Both times, after the shock subsided, came the work — rebuilding for those who decided to stay and try again.
“After ’99, I was hoping I’d never see another one,” Haworth said sadly, eyes fixed on the landscape of rubble.
In Moore proper, Haworth navigated through another pocket of destruction on streets numbered SW 14, SW 13, SW 12.
Then SW 11, where at the corner of Eagle Drive, flower-dressed crosses mark the loss of life that occurred where Plaza Towers Elementary stood. Nearby homes that remain — not leveled by 200-mph winds May 20 or by demolition crews in the weeks following — lean precariously, uninhabitable.
Haworth built many of those houses, in the 1960s.
“Some of them are still fighting with their insurance (company),” Haworth said of the owners, “or they were underinsured and now they’re stuck.” In all, 1,087 houses in Moore were destroyed, said Jared Jakubowski, special projects coordinator for the city.

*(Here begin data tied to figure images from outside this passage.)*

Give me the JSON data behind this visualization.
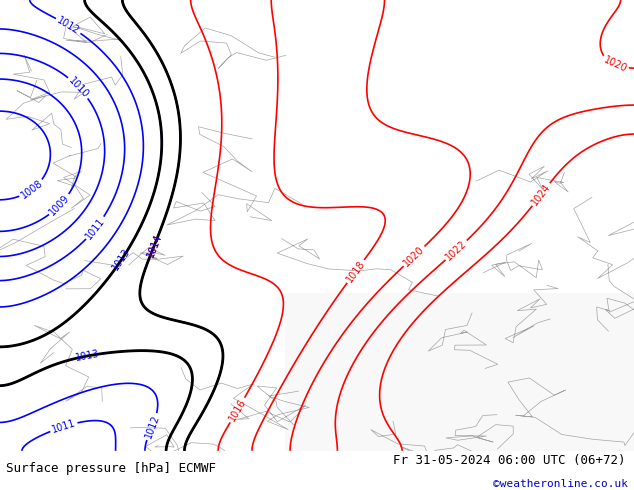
{
  "title_left": "Surface pressure [hPa] ECMWF",
  "title_right": "Fr 31-05-2024 06:00 UTC (06+72)",
  "credit": "©weatheronline.co.uk",
  "bg_color": "#c8e6c9",
  "land_color": "#c8e6c9",
  "sea_color": "#ddeeff",
  "fig_width": 6.34,
  "fig_height": 4.9,
  "dpi": 100,
  "bottom_bar_color": "#ffffff",
  "bottom_bar_height": 0.08,
  "title_fontsize": 9,
  "credit_fontsize": 8,
  "credit_color": "#0000cc"
}
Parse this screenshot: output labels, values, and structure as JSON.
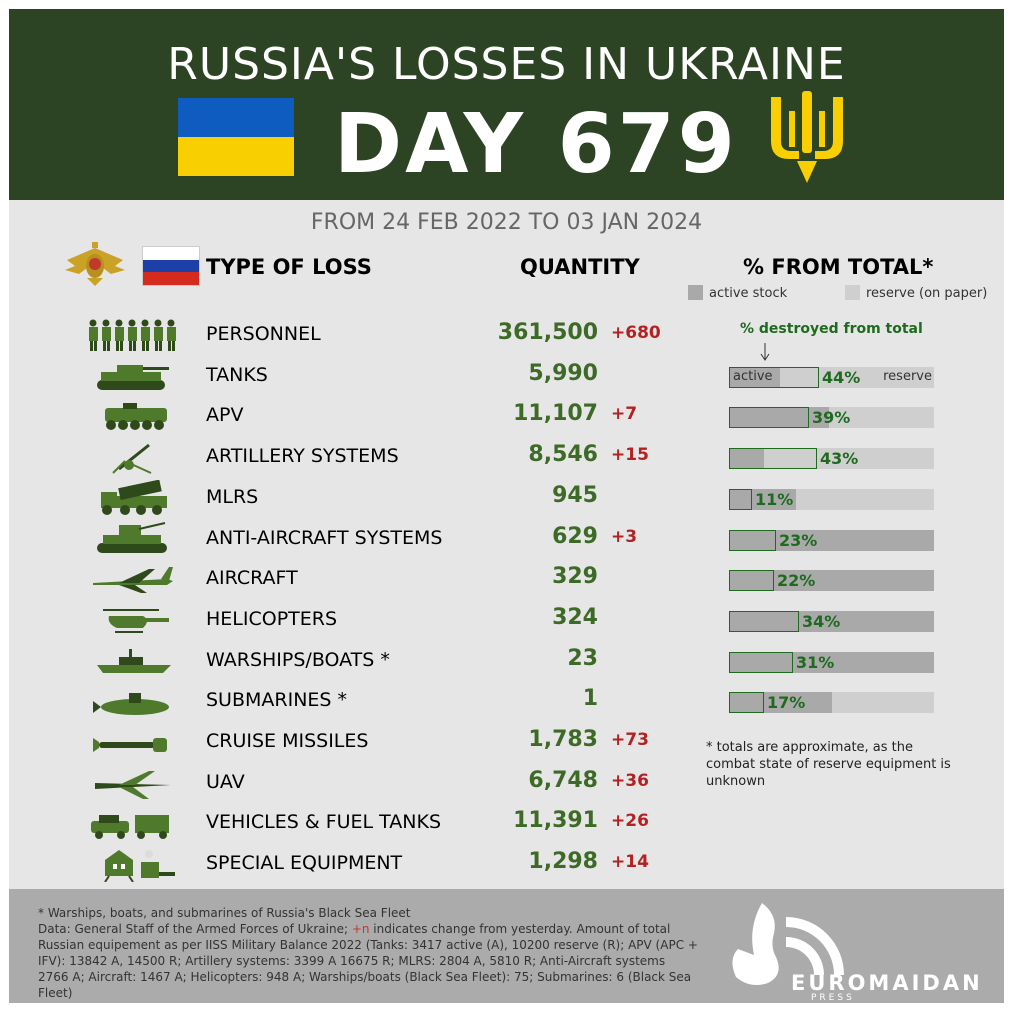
{
  "header": {
    "title": "RUSSIA'S LOSSES IN UKRAINE",
    "day": "DAY 679",
    "flag_colors": [
      "#0e5cbf",
      "#f8cf00"
    ],
    "trident_color": "#f8cf00"
  },
  "subtitle": "FROM 24 FEB 2022 TO 03 JAN 2024",
  "columns": {
    "type": "TYPE OF LOSS",
    "quantity": "QUANTITY",
    "percent": "% FROM TOTAL*"
  },
  "legend": {
    "active": "active stock",
    "reserve": "reserve (on paper)"
  },
  "destroyed_heading": "% destroyed from total",
  "bar_labels": {
    "active": "active",
    "reserve": "reserve"
  },
  "rows": [
    {
      "icon": "soldiers-icon",
      "label": "PERSONNEL",
      "quantity": "361,500",
      "change": "+680"
    },
    {
      "icon": "tank-icon",
      "label": "TANKS",
      "quantity": "5,990",
      "change": "",
      "percent": "44%",
      "active_frac": 0.251,
      "destroyed_frac": 0.44
    },
    {
      "icon": "apv-icon",
      "label": "APV",
      "quantity": "11,107",
      "change": "+7",
      "percent": "39%",
      "active_frac": 0.488,
      "destroyed_frac": 0.39
    },
    {
      "icon": "artillery-icon",
      "label": "ARTILLERY SYSTEMS",
      "quantity": "8,546",
      "change": "+15",
      "percent": "43%",
      "active_frac": 0.169,
      "destroyed_frac": 0.43
    },
    {
      "icon": "mlrs-icon",
      "label": "MLRS",
      "quantity": "945",
      "change": "",
      "percent": "11%",
      "active_frac": 0.326,
      "destroyed_frac": 0.11
    },
    {
      "icon": "anti-aircraft-icon",
      "label": "ANTI-AIRCRAFT SYSTEMS",
      "quantity": "629",
      "change": "+3",
      "percent": "23%",
      "active_frac": 1.0,
      "destroyed_frac": 0.23
    },
    {
      "icon": "aircraft-icon",
      "label": "AIRCRAFT",
      "quantity": "329",
      "change": "",
      "percent": "22%",
      "active_frac": 1.0,
      "destroyed_frac": 0.22
    },
    {
      "icon": "helicopter-icon",
      "label": "HELICOPTERS",
      "quantity": "324",
      "change": "",
      "percent": "34%",
      "active_frac": 1.0,
      "destroyed_frac": 0.34
    },
    {
      "icon": "warship-icon",
      "label": "WARSHIPS/BOATS *",
      "quantity": "23",
      "change": "",
      "percent": "31%",
      "active_frac": 1.0,
      "destroyed_frac": 0.31
    },
    {
      "icon": "submarine-icon",
      "label": "SUBMARINES *",
      "quantity": "1",
      "change": "",
      "percent": "17%",
      "active_frac": 0.5,
      "destroyed_frac": 0.17
    },
    {
      "icon": "cruise-missile-icon",
      "label": "CRUISE MISSILES",
      "quantity": "1,783",
      "change": "+73"
    },
    {
      "icon": "uav-icon",
      "label": "UAV",
      "quantity": "6,748",
      "change": "+36"
    },
    {
      "icon": "vehicles-icon",
      "label": "VEHICLES & FUEL TANKS",
      "quantity": "11,391",
      "change": "+26"
    },
    {
      "icon": "special-equipment-icon",
      "label": "SPECIAL EQUIPMENT",
      "quantity": "1,298",
      "change": "+14"
    }
  ],
  "note": "* totals are approximate, as the combat state of reserve equipment is unknown",
  "footer": {
    "line1": "* Warships, boats, and submarines of Russia's Black Sea Fleet",
    "line2_a": "Data: General Staff of the Armed Forces of Ukraine; ",
    "line2_red": "+n",
    "line2_b": " indicates change from yesterday. Amount of total Russian equipement as per IISS Military Balance 2022 (Tanks: 3417 active (A), 10200 reserve (R); APV (APC + IFV): 13842 A, 14500 R; Artillery systems: 3399 A 16675 R; MLRS: 2804 A, 5810 R; Anti-Aircraft systems 2766 A; Aircraft: 1467 A; Helicopters: 948 A; Warships/boats (Black Sea Fleet): 75; Submarines: 6 (Black Sea Fleet)",
    "logo_name": "EUROMAIDAN",
    "logo_sub": "PRESS"
  },
  "colors": {
    "header_bg": "#2d4424",
    "quantity_green": "#3d6b27",
    "change_red": "#b22222",
    "active_gray": "#a9a9a9",
    "reserve_gray": "#cfcfcf",
    "destroyed_outline": "#1e6a1e"
  }
}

An additional 268 sustained major damage; 445 took minor damage; and 369 were affected, he said.
Many residents are rebuilding. Since May 20, the city has issued 218 permits for new construction, 377 permits for storm-µrelated remodeling; and permits for 897 storm shelters, Jakubowski said.
One customer who lost his home May 20 — Haworth built his home 35 years ago — called to ask Haworth if he still had the floor plan.
“I didn’t,” Haworth said, “but we were able to get started rebuilding, with a few updates.”
For many who choose to rebuild, updates will include one nonnegotiable item: a below-ground storm shelter.
In a tornado as strong as the one that hit Moore on May 20, “even concrete walls won’t survive” above ground, Haworth said. “Despite what some people say,” he said, it’s an engineering impossibility.